Je me postais devant la cabane s'intitulant « Maison de Goyo le Clown » et commençait à rire et jouer. Les enfants s'arrêtaient, me regardaient, s'esclaffaient, venaient prendre des photos avec moi. Mais je ne pouvais empêcher un rictus mauvais chaque fois que les personnes alentours complimentaient la place. Je détestais cet endroit. Certains disaient que le maire en personne viendrait assister au spectacle de la fête des forains. Je détestais cet homme.

Dans ma jeunesse, lui et moi étions amis d'enfance. Comme tout garnement, on avait fait les quatre cents coups et ces années avaient été les meilleures de toute ma vie. Seulement, le bonheur n'avait pas duré et le temps des joies enfantines avait vite cessé. Il m'avait tourné le dos, ridiculisé au point de me contraindre à partir. J'étais devenu la risée de la ville tandis qu'il devenait de plus en plus populaire et de plus en plus odieux avec moi.
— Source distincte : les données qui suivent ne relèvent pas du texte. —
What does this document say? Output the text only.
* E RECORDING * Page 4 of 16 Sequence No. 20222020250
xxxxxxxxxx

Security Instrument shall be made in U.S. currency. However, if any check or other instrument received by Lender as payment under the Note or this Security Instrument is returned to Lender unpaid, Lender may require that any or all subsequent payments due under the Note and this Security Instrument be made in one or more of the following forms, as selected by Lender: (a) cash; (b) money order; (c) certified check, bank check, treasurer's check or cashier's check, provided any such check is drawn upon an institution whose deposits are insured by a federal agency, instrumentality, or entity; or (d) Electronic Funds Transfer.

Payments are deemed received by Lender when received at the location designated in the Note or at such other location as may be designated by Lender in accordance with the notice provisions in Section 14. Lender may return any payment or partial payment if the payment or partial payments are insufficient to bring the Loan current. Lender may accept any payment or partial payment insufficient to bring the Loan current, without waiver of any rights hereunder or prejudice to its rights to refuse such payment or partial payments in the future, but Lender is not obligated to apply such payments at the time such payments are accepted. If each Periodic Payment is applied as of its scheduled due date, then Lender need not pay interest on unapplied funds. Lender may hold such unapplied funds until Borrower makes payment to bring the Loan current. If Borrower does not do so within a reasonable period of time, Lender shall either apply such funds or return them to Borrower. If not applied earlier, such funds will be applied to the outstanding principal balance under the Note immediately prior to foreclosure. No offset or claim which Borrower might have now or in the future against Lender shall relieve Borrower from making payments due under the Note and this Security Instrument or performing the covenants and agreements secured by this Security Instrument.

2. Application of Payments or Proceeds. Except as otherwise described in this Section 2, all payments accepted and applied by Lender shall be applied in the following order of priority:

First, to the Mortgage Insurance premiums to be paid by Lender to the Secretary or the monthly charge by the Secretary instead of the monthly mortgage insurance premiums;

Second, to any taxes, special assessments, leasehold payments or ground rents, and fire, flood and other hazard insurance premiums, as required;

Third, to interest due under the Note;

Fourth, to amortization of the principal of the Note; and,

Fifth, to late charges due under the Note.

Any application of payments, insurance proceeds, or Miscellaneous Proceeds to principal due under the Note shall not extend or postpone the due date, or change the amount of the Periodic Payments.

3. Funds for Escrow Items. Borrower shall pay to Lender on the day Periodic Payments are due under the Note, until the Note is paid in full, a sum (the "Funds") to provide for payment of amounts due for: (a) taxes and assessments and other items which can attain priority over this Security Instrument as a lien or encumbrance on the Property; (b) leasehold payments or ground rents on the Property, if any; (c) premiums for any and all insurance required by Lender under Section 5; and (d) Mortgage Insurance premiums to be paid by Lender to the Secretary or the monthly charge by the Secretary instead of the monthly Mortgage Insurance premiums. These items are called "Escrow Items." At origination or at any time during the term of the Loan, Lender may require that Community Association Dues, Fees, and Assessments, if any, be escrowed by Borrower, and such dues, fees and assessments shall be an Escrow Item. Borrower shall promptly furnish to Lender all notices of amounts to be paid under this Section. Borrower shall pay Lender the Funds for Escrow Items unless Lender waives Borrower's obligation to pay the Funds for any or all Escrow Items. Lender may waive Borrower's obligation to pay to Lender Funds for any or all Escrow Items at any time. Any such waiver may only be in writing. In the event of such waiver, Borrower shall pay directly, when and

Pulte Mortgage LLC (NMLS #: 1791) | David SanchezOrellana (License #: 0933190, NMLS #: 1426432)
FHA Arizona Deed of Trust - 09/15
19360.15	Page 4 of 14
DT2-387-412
Il m'avait trahi. Il m'avait brisé. J'avais voulu me venger, je n'en avais pas eu le courage. J'étais faible. Je ne le serais plus jamais.

Tout ce temps, j'avais eu maintes idées de souffrance à lui faire mais je n'étais jamais revenu. J'avais décroché ce boulot, et lui était passé maire. Aujourd'hui il allait venir. Ce soir, la ville ne connaîtra plus de maire. Il doit mourir. Mon sourire s'agrandit, mauvais, et je me permis un petit rire. Les adultes me regardèrent étrangement et les enfants passèrent leur chemin, les yeux paniqués. Je faisais peur ? Parfait. Finalement, je détestais mon travail.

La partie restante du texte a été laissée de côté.